Thursday, April 14, 2011
Romeo and Juliet - thinking about tragedy
I'm not much of a tragedy lover. First, tragedy upsets me. It even kind of scares me. And second, I'm always thinking about how there was a way out. How it didn't have to end up a tragedy. Of course I'm not talking about disaster tragedies or innocent victim tragedies. No, I mean classic tragedies. Like Romeo and Juliet. Where the mix of circumstances and character has an outcome that feels like fate.
The great majority of us - the really great majority of us - are survivors. We might become bitter, emotionally limited, survivors - but, still, we don't go under. We live out our lives and we want them to be long.
Romeo and Juliet could have made different choices. They could have practiced patience, they could have plotted more deviously, they could have taken the risk of telling the truth. Romeo could have decided not to kill Tybalt despite all his provocation. Juliet could have told her parents, "I can't marry Paris, I'm already married. Call the holy Father, he will confirm it." And if they threw her out on the street, she could have found sanctuary somewhere in the large clan of Capulets or with a friend of Romeo's or even with the holy Father himself until, between her love and herself, enough money had been raised for her to travel to Mantua and join him in his exile.
The point is, of course, they didn't do any of these things. Their minds were full of love and death. Their mantra was: if I am not with you, I will die. If I can't be with you, I will kill myself. Life apart from you is excruciating, unbearable, intolerable, and I refuse to live it. They were extremists. Complete extremists. In the most gorgeous way possible.
But perhaps that is one of the defining characteristics of youth. Gorgeous, romantic extremism. Which we must get over -- or perish. The world is a deadly place for that kind of romantic longing.
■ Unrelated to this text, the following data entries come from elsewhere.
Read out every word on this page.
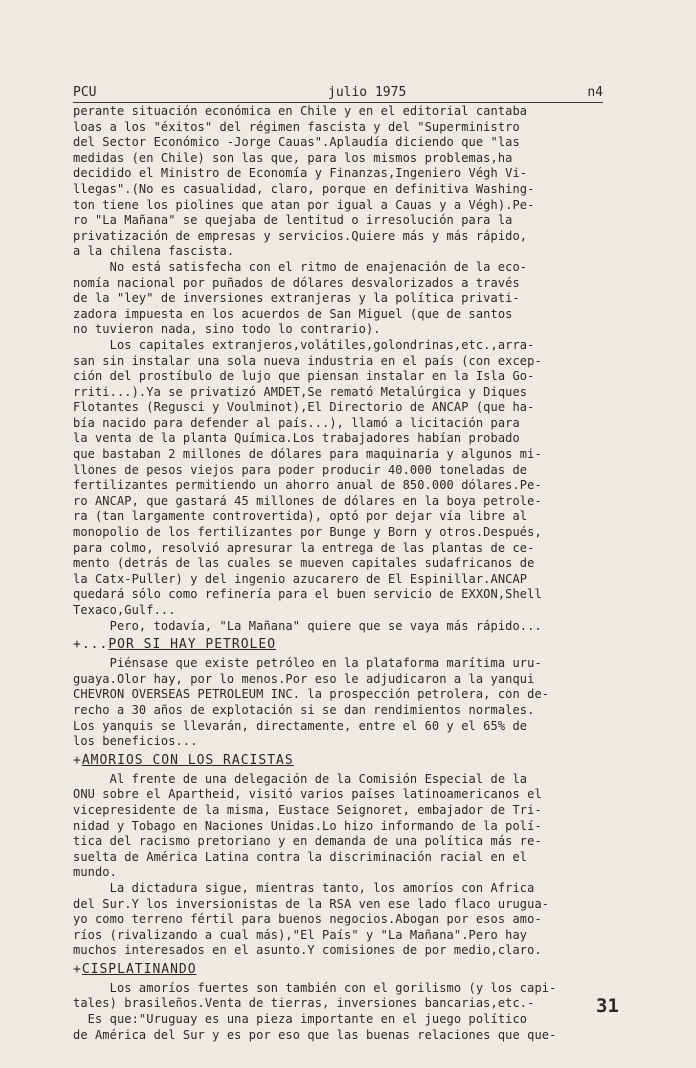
PCU	julio 1975	n4
perante situación económica en Chile y en el editorial cantaba
loas a los "éxitos" del régimen fascista y del "Superministro
del Sector Económico -Jorge Cauas".Aplaudía diciendo que "las
medidas (en Chile) son las que, para los mismos problemas,ha
decidido el Ministro de Economía y Finanzas,Ingeniero Végh Vi-
llegas".(No es casualidad, claro, porque en definitiva Washing-
ton tiene los piolines que atan por igual a Cauas y a Végh).Pe-
ro "La Mañana" se quejaba de lentitud o irresolución para la
privatización de empresas y servicios.Quiere más y más rápido,
a la chilena fascista.
No está satisfecha con el ritmo de enajenación de la eco-
nomía nacional por puñados de dólares desvalorizados a través
de la "ley" de inversiones extranjeras y la política privati-
zadora impuesta en los acuerdos de San Miguel (que de santos
no tuvieron nada, sino todo lo contrario).
Los capitales extranjeros,volátiles,golondrinas,etc.,arra-
san sin instalar una sola nueva industria en el país (con excep-
ción del prostíbulo de lujo que piensan instalar en la Isla Go-
rriti...).Ya se privatizó AMDET,Se remató Metalúrgica y Diques
Flotantes (Regusci y Voulminot),El Directorio de ANCAP (que ha-
bía nacido para defender al país...), llamó a licitación para
la venta de la planta Química.Los trabajadores habían probado
que bastaban 2 millones de dólares para maquinaria y algunos mi-
llones de pesos viejos para poder producir 40.000 toneladas de
fertilizantes permitiendo un ahorro anual de 850.000 dólares.Pe-
ro ANCAP, que gastará 45 millones de dólares en la boya petrole-
ra (tan largamente controvertida), optó por dejar vía libre al
monopolio de los fertilizantes por Bunge y Born y otros.Después,
para colmo, resolvió apresurar la entrega de las plantas de ce-
mento (detrás de las cuales se mueven capitales sudafricanos de
la Catx-Puller) y del ingenio azucarero de El Espinillar.ANCAP
quedará sólo como refinería para el buen servicio de EXXON,Shell
Texaco,Gulf...
Pero, todavía, "La Mañana" quiere que se vaya más rápido...
+...POR SI HAY PETROLEO
Piénsase que existe petróleo en la plataforma marítima uru-
guaya.Olor hay, por lo menos.Por eso le adjudicaron a la yanqui
CHEVRON OVERSEAS PETROLEUM INC. la prospección petrolera, con de-
recho a 30 años de explotación si se dan rendimientos normales.
Los yanquis se llevarán, directamente, entre el 60 y el 65% de
los beneficios...
+AMORIOS CON LOS RACISTAS
Al frente de una delegación de la Comisión Especial de la
ONU sobre el Apartheid, visitó varios países latinoamericanos el
vicepresidente de la misma, Eustace Seignoret, embajador de Tri-
nidad y Tobago en Naciones Unidas.Lo hizo informando de la polí-
tica del racismo pretoriano y en demanda de una política más re-
suelta de América Latina contra la discriminación racial en el
mundo.
La dictadura sigue, mientras tanto, los amoríos con Africa
del Sur.Y los inversionistas de la RSA ven ese lado flaco urugua-
yo como terreno fértil para buenos negocios.Abogan por esos amo-
ríos (rivalizando a cual más),"El País" y "La Mañana".Pero hay
muchos interesados en el asunto.Y comisiones de por medio,claro.
+CISPLATINANDO
Los amoríos fuertes son también con el gorilismo (y los capi-
tales) brasileños.Venta de tierras, inversiones bancarias,etc.-
Es que:"Uruguay es una pieza importante en el juego político
de América del Sur y es por eso que las buenas relaciones que que-
31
The daily life pretty much conspires against it. Romeo and Juliet had a host of obstacles in life -- but even if they had parents saying, 'Um.. she's only thirteen. How about you date a while and maybe not get married the day after you meet her at a dance, hmm?" Would they have felt that was an unbearable reality as well, impossible to reconcile with love?
Older people hold young people back. All the time. The daily round wears down extreme devotion, takes the knife edge off romance, cools down obsession - and if it doesn't, then the lightning strikes. We must give up our overwhelming longing, our romantic singlemindedness, our refusal to compromise... or tragedy lurks in the wings, waiting for its moment.
And what of the other tragedy? The death of our youthful purity and devotion? The creation of rationality, compromise, patience, the muting of our desires? Is this not also something we weep for?
And so perhaps it is not possible to reconcile ourselves to the death of these young lovers. We cannot dismiss them even if we privately know that their beauty is mixed with foolishness. Because we also know that every time Romeo and Juliet die, the world becomes a bit smaller.